Mさんは大学生の頃付き合っていた彼女に痛い目に遭わされたそうだ。それ自体は割とよくあることだが、手法が珍しいというので話を聞いた。
「俺が悪いんですけど、浮気したのは事実ですし、でもあんな事をするまで恨まれる覚えは無いんですよ」
Mさんに彼女以外の女性の影がちらつく噂が立ち始めていた頃、当の本人はそんな噂なんて露も知らないとばかりにMさんと遊んでいたそうだ。具体的な内容については公序良俗もあるので伏せるが、まあそういう関係だ。
ある日、Mさんが彼女さんの家に泊まったとき、朝食にオムレツとトーストが出たそうだ。彼はなにも気にせず食べたのだが、彼女が何故かニコニコといつもは見ないような満面の笑みを浮かべていたのが印象深いという。
それを食べ終え、自宅に帰るために電車に乗ったMさんだが、なんだか喉がいがらっぽかった。一時に比べれば落ち着いているとはいえ、やはり喉の痛みがあると言うだけで警戒される。ただの風邪ならいいと思いながら自宅のアパートに帰り布団を被って寝た。
ところが翌日になっても咳が止まらず、息が苦しくなってきた。仕方ないので薬局にマスク姿で行き咳止めを買って帰り、それを飲んだ。ひとまず咳は治まったのだが喉の奥の方にじんじんとした痛みが残っている。不快なことこの上ないが、病院に行くとそれなりにかかるので節約のために我慢してしまった。

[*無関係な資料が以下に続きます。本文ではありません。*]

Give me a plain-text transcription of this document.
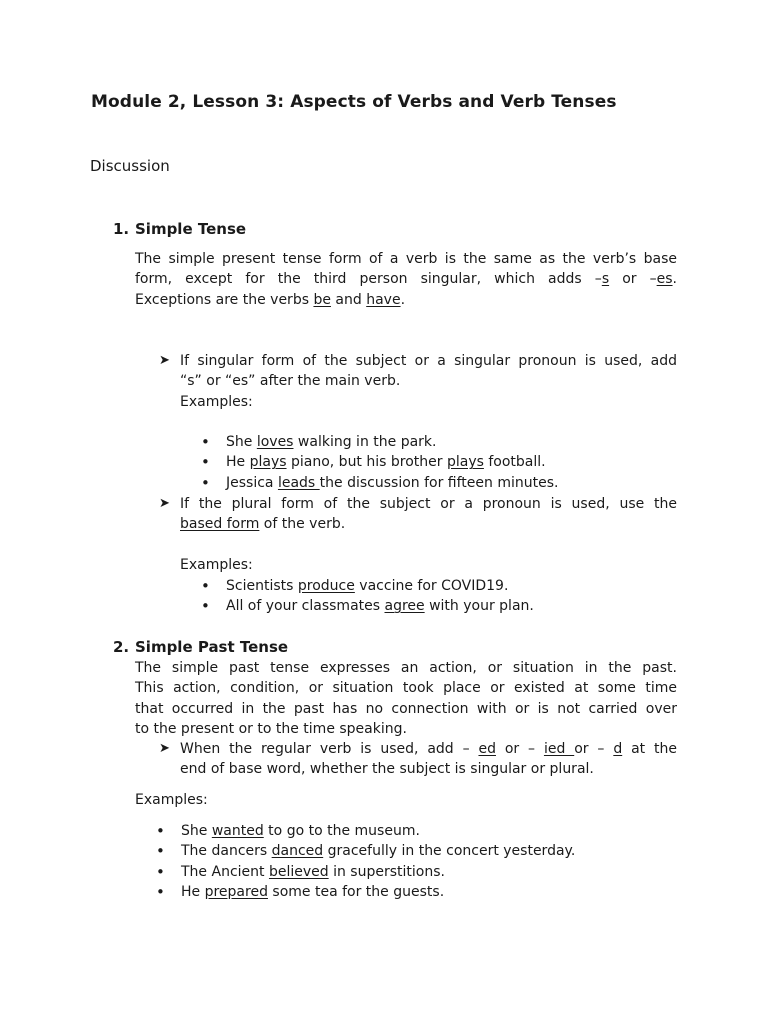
Module 2, Lesson 3: Aspects of Verbs and Verb Tenses
Discussion
1. Simple Tense
The simple present tense form of a verb is the same as the verb’s base
form, except for the third person singular, which adds –s or –es.
Exceptions are the verbs be and have.
➤ If singular form of the subject or a singular pronoun is used, add
“s” or “es” after the main verb.
Examples:
• She loves walking in the park.
• He plays piano, but his brother plays football.
• Jessica leads the discussion for fifteen minutes.
➤ If the plural form of the subject or a pronoun is used, use the
based form of the verb.
Examples:
• Scientists produce vaccine for COVID19.
• All of your classmates agree with your plan.
2. Simple Past Tense
The simple past tense expresses an action, or situation in the past.
This action, condition, or situation took place or existed at some time
that occurred in the past has no connection with or is not carried over
to the present or to the time speaking.
➤ When the regular verb is used, add – ed or – ied or – d at the
end of base word, whether the subject is singular or plural.
Examples:
• She wanted to go to the museum.
• The dancers danced gracefully in the concert yesterday.
• The Ancient believed in superstitions.
• He prepared some tea for the guests.
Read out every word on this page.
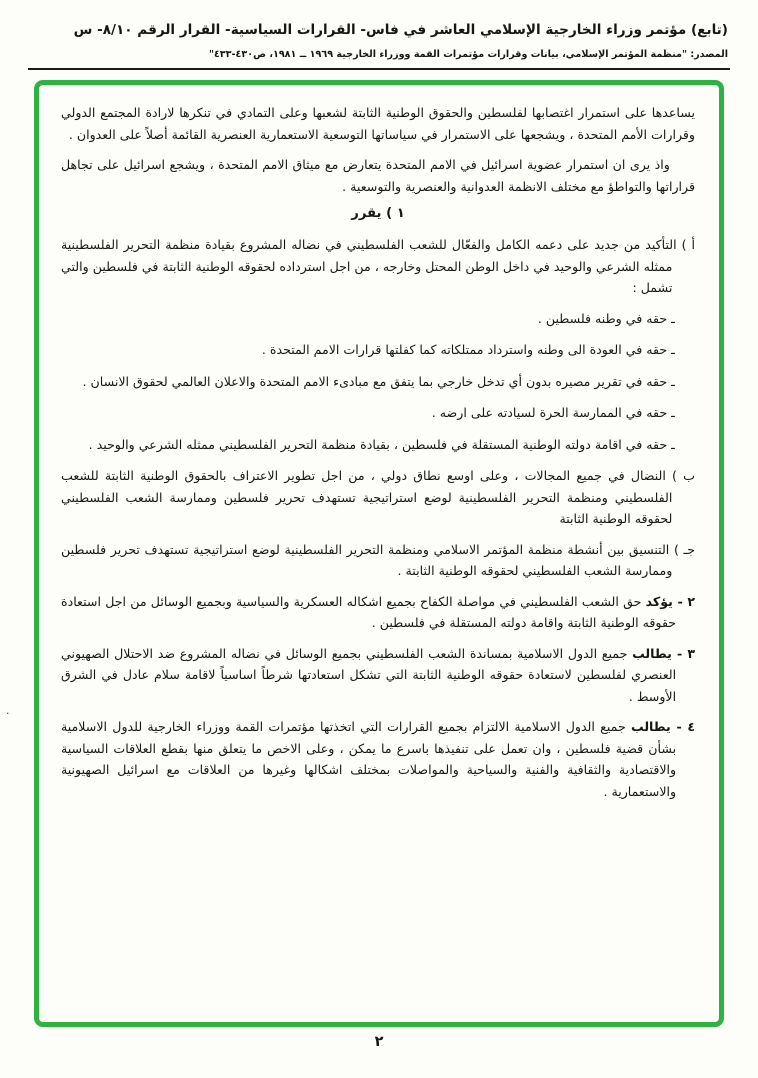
(تابع) مؤتمر وزراء الخارجية الإسلامي العاشر في فاس- القرارات السياسية- القرار الرقم ٨/١٠- س
المصدر: "منظمة المؤتمر الإسلامي، بيانات وقرارات مؤتمرات القمة ووزراء الخارجية ١٩٦٩ ــ ١٩٨١، ص٤٣٠-٤٣٣"

يساعدها على استمرار اغتصابها لفلسطين والحقوق الوطنية الثابتة لشعبها وعلى التمادي في تنكرها لارادة المجتمع الدولي وقرارات الأمم المتحدة ، ويشجعها على الاستمرار في سياساتها التوسعية الاستعمارية العنصرية القائمة أصلاً على العدوان .

واذ يرى ان استمرار عضوية اسرائيل في الامم المتحدة يتعارض مع ميثاق الامم المتحدة ، ويشجع اسرائيل على تجاهل قراراتها والتواطؤ مع مختلف الانظمة العدوانية والعنصرية والتوسعية .

١ ) يقرر

أ ) التأكيد من جديد على دعمه الكامل والفعّال للشعب الفلسطيني في نضاله المشروع بقيادة منظمة التحرير الفلسطينية ممثله الشرعي والوحيد في داخل الوطن المحتل وخارجه ، من اجل استرداده لحقوقه الوطنية الثابتة في فلسطين والتي تشمل :

ـ حقه في وطنه فلسطين .

ـ حقه في العودة الى وطنه واسترداد ممتلكاته كما كفلتها قرارات الامم المتحدة .

ـ حقه في تقرير مصيره بدون أي تدخل خارجي بما يتفق مع مبادىء الامم المتحدة والاعلان العالمي لحقوق الانسان .

ـ حقه في الممارسة الحرة لسيادته على ارضه .

ـ حقه في اقامة دولته الوطنية المستقلة في فلسطين ، بقيادة منظمة التحرير الفلسطيني ممثله الشرعي والوحيد .

ب ) النضال في جميع المجالات ، وعلى اوسع نطاق دولي ، من اجل تطوير الاعتراف بالحقوق الوطنية الثابتة للشعب الفلسطيني ومنظمة التحرير الفلسطينية لوضع استراتيجية تستهدف تحرير فلسطين وممارسة الشعب الفلسطيني لحقوقه الوطنية الثابتة

جـ ) التنسيق بين أنشطة منظمة المؤتمر الاسلامي ومنظمة التحرير الفلسطينية لوضع استراتيجية تستهدف تحرير فلسطين وممارسة الشعب الفلسطيني لحقوقه الوطنية الثابتة .

٢ - يؤكد حق الشعب الفلسطيني في مواصلة الكفاح بجميع اشكاله العسكرية والسياسية وبجميع الوسائل من اجل استعادة حقوقه الوطنية الثابتة واقامة دولته المستقلة في فلسطين .

٣ - يطالب جميع الدول الاسلامية بمساندة الشعب الفلسطيني بجميع الوسائل في نضاله المشروع ضد الاحتلال الصهيوني العنصري لفلسطين لاستعادة حقوقه الوطنية الثابتة التي تشكل استعادتها شرطاً اساسياً لاقامة سلام عادل في الشرق الأوسط .

٤ - يطالب جميع الدول الاسلامية الالتزام بجميع القرارات التي اتخذتها مؤتمرات القمة ووزراء الخارجية للدول الاسلامية بشأن قضية فلسطين ، وان تعمل على تنفيذها باسرع ما يمكن ، وعلى الاخص ما يتعلق منها بقطع العلاقات السياسية والاقتصادية والثقافية والفنية والسياحية والمواصلات بمختلف اشكالها وغيرها من العلاقات مع اسرائيل الصهيونية والاستعمارية .

.
٢
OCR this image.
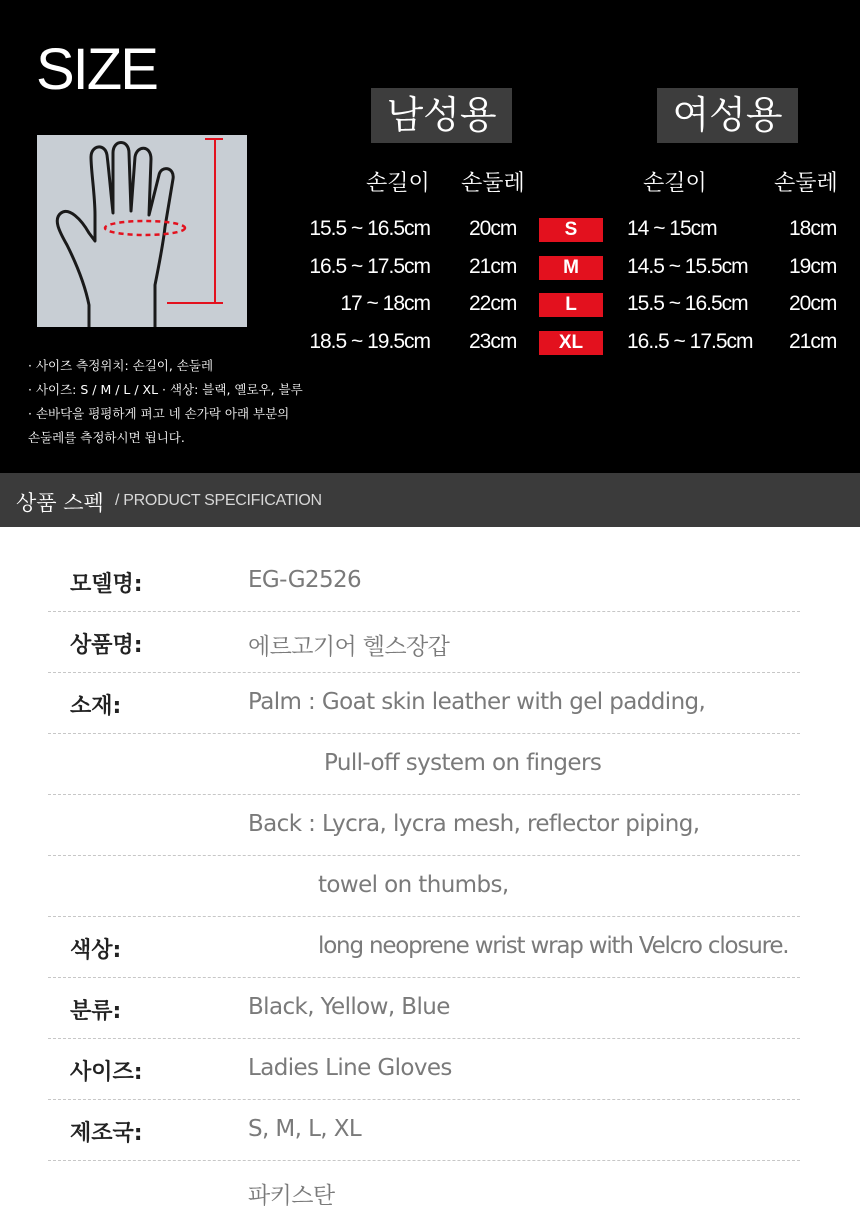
SIZE
남성용	여성용
손길이 손둘레	손길이	손둘레
15.5 ~ 16.5cm 20cm	S	14 ~ 15cm	18cm
16.5 ~ 17.5cm 21cm	M	14.5 ~ 15.5cm 19cm
17 ~ 18cm 22cm	L	15.5 ~ 16.5cm 20cm
18.5 ~ 19.5cm 23cm	XL	16..5 ~ 17.5cm 21cm
· 사이즈 측정위치: 손길이, 손둘레
· 사이즈: S / M / L / XL · 색상: 블랙, 옐로우, 블루
· 손바닥을 평평하게 펴고 네 손가락 아래 부분의
손둘레를 측정하시면 됩니다.
상품 스펙 / PRODUCT SPECIFICATION
모델명:	EG-G2526
상품명:	에르고기어 헬스장갑
소재:	Palm : Goat skin leather with gel padding,
Pull-off system on fingers
Back : Lycra, lycra mesh, reflector piping,
towel on thumbs,
색상:	long neoprene wrist wrap with Velcro closure.
분류:	Black, Yellow, Blue
사이즈:	Ladies Line Gloves
제조국:	S, M, L, XL
파키스탄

その晩、彼女が自分の首を絞めている悪夢を見て目が覚めた。酷くムカムカする喉に水を流し込むと、それが気管に入ったのか強く咳き込んでしまった。思い切り大きな咳をするとカチャンとキッチンのシンクに何かが音を立てて口から飛んだ。
何か間違って飲んでいたのだろうか? そう思ってその何かを見ると真っ白な歯だった。ゾクリとしてそれを生ゴミに放り込んでゴミ置き場に出した。それから心当たりは彼女くらいしかないので『お前何やったんだよ!』とメッセージを送ったところ、すぐに返事が返ってきた。
『残念、生きてたんだ』とだけ返ってきた。それ以来彼女とは連絡を取っていないし、浮気相手とも関係が途切れて社会人になった今でも誰かと付き合うのが怖いのだという。